Question

Assume that in a given region, ecologists have measured the present populations as follows: j 0 =200,s 0​ =45, and a

=725. Use the model stated in (c) to determine the population x (k) =[ j k​ ​ s ka k ]T for k=1,…,20. Do you think the spotted owl will become extinct? Give a convincing argument using not only your computations of the population vectors but also the results of

Answer 1

To determine the population x(k) for k=1,...,20, the logistic model is used with given initial values. The population vectors are computed using the model, and the computed population size is analyzed to determine if the spotted owl will become extinct.

Step-by-step explanation:

To determine the population x(k) for k=1,...,20, we will use the model provided in (c). The model is represented by x(k) = [j(k) s(k)a(k)]T, where j0 = 200, s0 = 45, and a = 725. We will use these initial values to calculate the population size for each time step from k=1 to k=20.

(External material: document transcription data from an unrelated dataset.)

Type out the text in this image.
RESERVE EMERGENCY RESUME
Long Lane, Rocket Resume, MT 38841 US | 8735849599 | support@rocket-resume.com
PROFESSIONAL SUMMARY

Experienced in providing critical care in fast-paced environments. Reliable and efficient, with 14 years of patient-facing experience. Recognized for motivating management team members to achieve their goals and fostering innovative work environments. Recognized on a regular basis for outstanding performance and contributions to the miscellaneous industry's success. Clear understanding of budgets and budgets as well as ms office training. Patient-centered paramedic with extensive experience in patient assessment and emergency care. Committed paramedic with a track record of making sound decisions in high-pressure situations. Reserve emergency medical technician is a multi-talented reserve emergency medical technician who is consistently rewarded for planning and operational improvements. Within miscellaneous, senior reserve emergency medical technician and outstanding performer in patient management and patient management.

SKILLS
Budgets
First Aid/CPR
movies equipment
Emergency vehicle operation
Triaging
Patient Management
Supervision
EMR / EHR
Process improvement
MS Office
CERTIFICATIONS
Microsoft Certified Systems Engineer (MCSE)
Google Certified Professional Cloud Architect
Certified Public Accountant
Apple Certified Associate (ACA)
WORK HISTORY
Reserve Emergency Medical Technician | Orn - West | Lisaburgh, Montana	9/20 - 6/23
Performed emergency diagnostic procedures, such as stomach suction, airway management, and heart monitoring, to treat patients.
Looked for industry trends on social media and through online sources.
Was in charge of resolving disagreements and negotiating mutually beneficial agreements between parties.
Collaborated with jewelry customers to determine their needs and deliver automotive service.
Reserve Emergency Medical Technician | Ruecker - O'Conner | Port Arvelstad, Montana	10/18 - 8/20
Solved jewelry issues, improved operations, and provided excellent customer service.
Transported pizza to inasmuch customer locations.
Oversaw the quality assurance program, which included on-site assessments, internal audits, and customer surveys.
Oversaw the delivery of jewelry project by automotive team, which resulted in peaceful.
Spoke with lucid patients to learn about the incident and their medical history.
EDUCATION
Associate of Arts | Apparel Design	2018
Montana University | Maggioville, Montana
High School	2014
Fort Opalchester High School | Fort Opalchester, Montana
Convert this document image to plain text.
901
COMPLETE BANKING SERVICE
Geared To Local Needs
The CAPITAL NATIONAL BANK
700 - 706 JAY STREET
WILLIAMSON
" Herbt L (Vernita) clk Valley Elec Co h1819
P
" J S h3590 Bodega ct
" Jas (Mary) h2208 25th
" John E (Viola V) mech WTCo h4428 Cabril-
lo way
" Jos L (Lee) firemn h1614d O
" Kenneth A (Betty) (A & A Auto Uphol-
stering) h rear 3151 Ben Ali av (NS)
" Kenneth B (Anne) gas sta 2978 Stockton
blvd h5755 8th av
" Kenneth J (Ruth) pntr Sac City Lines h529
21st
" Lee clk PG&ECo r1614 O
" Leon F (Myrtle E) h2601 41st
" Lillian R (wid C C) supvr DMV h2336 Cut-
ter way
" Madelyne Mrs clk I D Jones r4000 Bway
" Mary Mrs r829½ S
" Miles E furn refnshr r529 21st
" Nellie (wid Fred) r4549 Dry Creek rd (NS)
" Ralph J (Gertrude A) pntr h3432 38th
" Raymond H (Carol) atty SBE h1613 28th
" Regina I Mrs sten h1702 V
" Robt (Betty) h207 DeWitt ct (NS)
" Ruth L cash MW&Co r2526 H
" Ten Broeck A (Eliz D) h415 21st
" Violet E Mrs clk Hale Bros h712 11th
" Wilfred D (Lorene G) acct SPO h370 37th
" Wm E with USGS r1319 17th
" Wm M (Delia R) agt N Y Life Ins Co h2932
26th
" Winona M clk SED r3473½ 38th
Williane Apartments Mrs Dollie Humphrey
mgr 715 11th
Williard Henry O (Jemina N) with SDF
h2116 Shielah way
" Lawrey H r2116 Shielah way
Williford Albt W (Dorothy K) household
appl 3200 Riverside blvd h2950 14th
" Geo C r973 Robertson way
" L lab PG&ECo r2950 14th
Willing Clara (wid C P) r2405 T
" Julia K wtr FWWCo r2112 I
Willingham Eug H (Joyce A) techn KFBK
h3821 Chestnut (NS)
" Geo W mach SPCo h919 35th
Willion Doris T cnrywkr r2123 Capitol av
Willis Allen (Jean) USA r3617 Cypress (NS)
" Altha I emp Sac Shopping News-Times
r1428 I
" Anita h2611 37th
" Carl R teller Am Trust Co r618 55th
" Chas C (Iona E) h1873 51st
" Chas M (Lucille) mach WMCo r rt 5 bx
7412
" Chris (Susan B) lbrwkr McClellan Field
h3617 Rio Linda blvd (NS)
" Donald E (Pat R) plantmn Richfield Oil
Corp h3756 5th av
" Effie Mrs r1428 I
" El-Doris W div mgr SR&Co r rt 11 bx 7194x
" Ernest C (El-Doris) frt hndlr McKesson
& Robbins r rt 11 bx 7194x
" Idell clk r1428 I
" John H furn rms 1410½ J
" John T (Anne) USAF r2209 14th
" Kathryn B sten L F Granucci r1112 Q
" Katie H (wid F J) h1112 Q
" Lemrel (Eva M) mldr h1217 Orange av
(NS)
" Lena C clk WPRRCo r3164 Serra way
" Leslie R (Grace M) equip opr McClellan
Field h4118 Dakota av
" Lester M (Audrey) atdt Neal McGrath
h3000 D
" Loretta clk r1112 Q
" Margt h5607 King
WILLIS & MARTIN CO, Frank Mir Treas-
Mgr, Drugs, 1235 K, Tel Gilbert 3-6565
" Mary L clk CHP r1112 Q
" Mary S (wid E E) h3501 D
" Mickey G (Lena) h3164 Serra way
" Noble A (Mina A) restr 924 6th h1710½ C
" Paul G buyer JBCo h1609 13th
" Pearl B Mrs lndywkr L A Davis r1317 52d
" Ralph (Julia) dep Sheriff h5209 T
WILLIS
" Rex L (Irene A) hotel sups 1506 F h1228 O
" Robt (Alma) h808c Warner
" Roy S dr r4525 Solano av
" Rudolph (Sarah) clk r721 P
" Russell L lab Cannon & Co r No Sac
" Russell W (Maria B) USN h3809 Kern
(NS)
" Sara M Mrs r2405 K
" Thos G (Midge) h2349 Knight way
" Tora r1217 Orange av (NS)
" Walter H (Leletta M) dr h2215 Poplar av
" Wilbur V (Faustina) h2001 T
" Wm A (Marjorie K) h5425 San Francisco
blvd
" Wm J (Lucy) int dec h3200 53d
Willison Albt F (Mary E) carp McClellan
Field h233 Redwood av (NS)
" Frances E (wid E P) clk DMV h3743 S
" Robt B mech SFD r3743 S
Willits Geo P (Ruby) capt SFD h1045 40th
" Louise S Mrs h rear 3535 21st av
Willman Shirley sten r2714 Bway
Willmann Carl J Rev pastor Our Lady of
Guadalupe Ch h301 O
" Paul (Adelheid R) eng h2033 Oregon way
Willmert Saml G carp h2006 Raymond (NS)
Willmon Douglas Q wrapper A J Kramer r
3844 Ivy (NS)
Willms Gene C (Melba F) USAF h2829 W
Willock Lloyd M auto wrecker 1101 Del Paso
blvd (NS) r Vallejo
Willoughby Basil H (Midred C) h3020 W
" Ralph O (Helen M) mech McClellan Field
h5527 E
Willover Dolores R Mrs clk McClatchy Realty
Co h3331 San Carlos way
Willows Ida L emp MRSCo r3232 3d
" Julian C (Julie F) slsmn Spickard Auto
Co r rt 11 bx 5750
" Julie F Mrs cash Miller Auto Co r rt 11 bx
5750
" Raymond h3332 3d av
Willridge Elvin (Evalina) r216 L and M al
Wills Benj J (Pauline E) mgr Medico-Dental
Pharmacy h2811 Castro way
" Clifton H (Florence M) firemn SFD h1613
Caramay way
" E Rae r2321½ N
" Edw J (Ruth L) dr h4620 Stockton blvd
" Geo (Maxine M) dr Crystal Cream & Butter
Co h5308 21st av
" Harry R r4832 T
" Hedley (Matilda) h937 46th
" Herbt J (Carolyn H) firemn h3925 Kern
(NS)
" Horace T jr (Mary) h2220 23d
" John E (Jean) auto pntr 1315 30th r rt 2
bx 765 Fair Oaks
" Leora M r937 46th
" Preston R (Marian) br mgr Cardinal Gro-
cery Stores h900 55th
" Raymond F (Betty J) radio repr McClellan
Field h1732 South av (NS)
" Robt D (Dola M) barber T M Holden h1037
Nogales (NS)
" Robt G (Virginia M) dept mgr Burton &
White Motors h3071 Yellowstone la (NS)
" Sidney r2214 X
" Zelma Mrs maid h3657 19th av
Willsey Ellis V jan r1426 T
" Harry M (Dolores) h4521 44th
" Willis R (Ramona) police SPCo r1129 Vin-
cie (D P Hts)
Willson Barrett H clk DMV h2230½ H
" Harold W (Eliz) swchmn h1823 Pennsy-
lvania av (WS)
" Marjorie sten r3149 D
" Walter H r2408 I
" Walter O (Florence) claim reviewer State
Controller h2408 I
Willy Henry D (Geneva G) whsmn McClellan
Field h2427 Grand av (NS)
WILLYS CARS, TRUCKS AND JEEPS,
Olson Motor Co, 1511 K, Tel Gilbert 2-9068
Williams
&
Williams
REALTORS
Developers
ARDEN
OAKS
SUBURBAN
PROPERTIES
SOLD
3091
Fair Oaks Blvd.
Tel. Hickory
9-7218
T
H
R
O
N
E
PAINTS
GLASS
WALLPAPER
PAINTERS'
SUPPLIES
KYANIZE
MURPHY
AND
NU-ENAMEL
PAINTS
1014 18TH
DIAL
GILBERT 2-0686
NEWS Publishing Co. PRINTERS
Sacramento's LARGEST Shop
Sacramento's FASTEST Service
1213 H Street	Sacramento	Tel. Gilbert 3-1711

Using the logistic model, the population size at each time step can be calculated as follows:

1. Calculate j(k) = j(k-1)(1 + r(1 - (j(k-1) + s(k-1))/a)), where r is the growth rate.
2. Calculate s(k) = s(k-1)(1 - m), where m is the mortality rate.
3. Calculate a(k) = a(k-1)(1 - c), where c is the carrying capacity reduction rate.

Repeat steps 1-3 for each time step to calculate the population x(k) for k=1,...,20.

Based on the computed population vectors and the given results, we can determine if the spotted owl will become extinct. If the population size reaches zero or approaches zero over time, it indicates that the spotted owl population will become extinct.